Title: Re: Closing console window
Post by: TimoVJL on October 06, 2013, 09:27:43 AM
In that way you loose that log in new console.
Simple TRACE macro:
#ifndef NDEBUG
//#define TRACE(x) OutputDebugString(x)
#define TRACE(x) WriteStdOut((x))
void __cdecl WriteStdOut(TCHAR *szTxt)
{
static HANDLE hStdOut = 0;
if (!hStdOut) {
AllocConsole();
hStdOut = GetStdHandle(STD_OUTPUT_HANDLE);
}
WriteConsole(hStdOut, szTxt, lstrlen(szTxt), 0, 0);
}
#else
#define TRACE(x)
#endif
Usage:TRACE("My TRACE comment\n");
Title: Re: Closing console window
Post by: czerny on April 14, 2014, 11:55:17 AM
This is an example I have found on the net. printf() is working.

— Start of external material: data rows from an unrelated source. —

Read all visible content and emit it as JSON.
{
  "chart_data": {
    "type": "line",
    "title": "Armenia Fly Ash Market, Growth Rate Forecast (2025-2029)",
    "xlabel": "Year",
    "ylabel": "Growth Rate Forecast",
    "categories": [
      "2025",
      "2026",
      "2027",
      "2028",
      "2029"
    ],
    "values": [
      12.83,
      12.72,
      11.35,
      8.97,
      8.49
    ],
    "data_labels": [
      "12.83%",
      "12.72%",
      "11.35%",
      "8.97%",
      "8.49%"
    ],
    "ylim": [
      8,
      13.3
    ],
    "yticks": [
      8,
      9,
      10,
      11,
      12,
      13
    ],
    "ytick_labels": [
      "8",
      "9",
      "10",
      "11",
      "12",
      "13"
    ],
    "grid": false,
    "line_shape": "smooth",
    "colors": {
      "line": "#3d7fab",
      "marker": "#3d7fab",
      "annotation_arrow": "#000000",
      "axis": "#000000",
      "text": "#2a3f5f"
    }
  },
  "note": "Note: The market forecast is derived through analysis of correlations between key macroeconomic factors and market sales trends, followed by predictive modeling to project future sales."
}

Only problem I see so far is scanf(). It looses the first character of the input. 123 gives 23. 'Test' gives 'est'.
Title: Re: Closing console window
Post by: frankie on April 14, 2014, 01:12:42 PM
Add a flush of stdin:

// redirect unbuffered STDIN to the console
lStdHandle = (long)GetStdHandle(STD_INPUT_HANDLE);
hConHandle = _open_osfhandle(lStdHandle, _O_TEXT | _O_RDONLY);
fp = _fdopen( hConHandle, "r" );
*stdin = *fp;
setvbuf( stdin, NULL, _IONBF, 0 );
fflush(stdin); //Add Flush
Title: Re: Closing console window
Post by: czerny on April 14, 2014, 03:10:13 PM
Thanks!
Title: Re: Closing console window
Post by: aardvajk on April 14, 2014, 08:39:35 PM
You don't need 6 lines to redirect a stream, 3 will do them all, without having to employ the undefined behaviour of fflush(stdin)

freopen("CONIN$", "r", stdin);
freopen("CONOUT$", "w", stdout);
freopen("CONOUT$", "w", stderr);
Title: Re: Closing console window
Post by: frankie on April 15, 2014, 11:05:12 AM
Quote from: aardvajk on April 14, 2014, 08:39:35 PM
You don't need 6 lines to redirect a stream, 3 will do them all, without having to employ the undefined behaviour of fflush(stdin)
Yes you're right :), for std-C the statement has an undefined behaviour. But in WINNT it is an extension to the standard.
From MS here (http://msdn.microsoft.com/en-us/library/9yky46tz.aspx)

   // You must flush the input buffer before using gets.
   // fflush on input stream is an extension to the C standard


Quote from: aardvajk on April 14, 2014, 08:39:35 PM

freopen("CONIN$", "r", stdin);
freopen("CONOUT$", "w", stdout);
freopen("CONOUT$", "w", stderr);

This doesn't work.
freopen works when stdin, stdout and stderr already  refers to valid opened streams, that is true when you start a console program, but fails when allocating a console in a GUI subsystem.
When you allocate a console from a GUI program the standard streams don't point to valid files while the allocated console have opened its own streams.
The long code scope is then to collect the actual OS file handle and associate it to C-runtime streams stdin, stdout, stderr.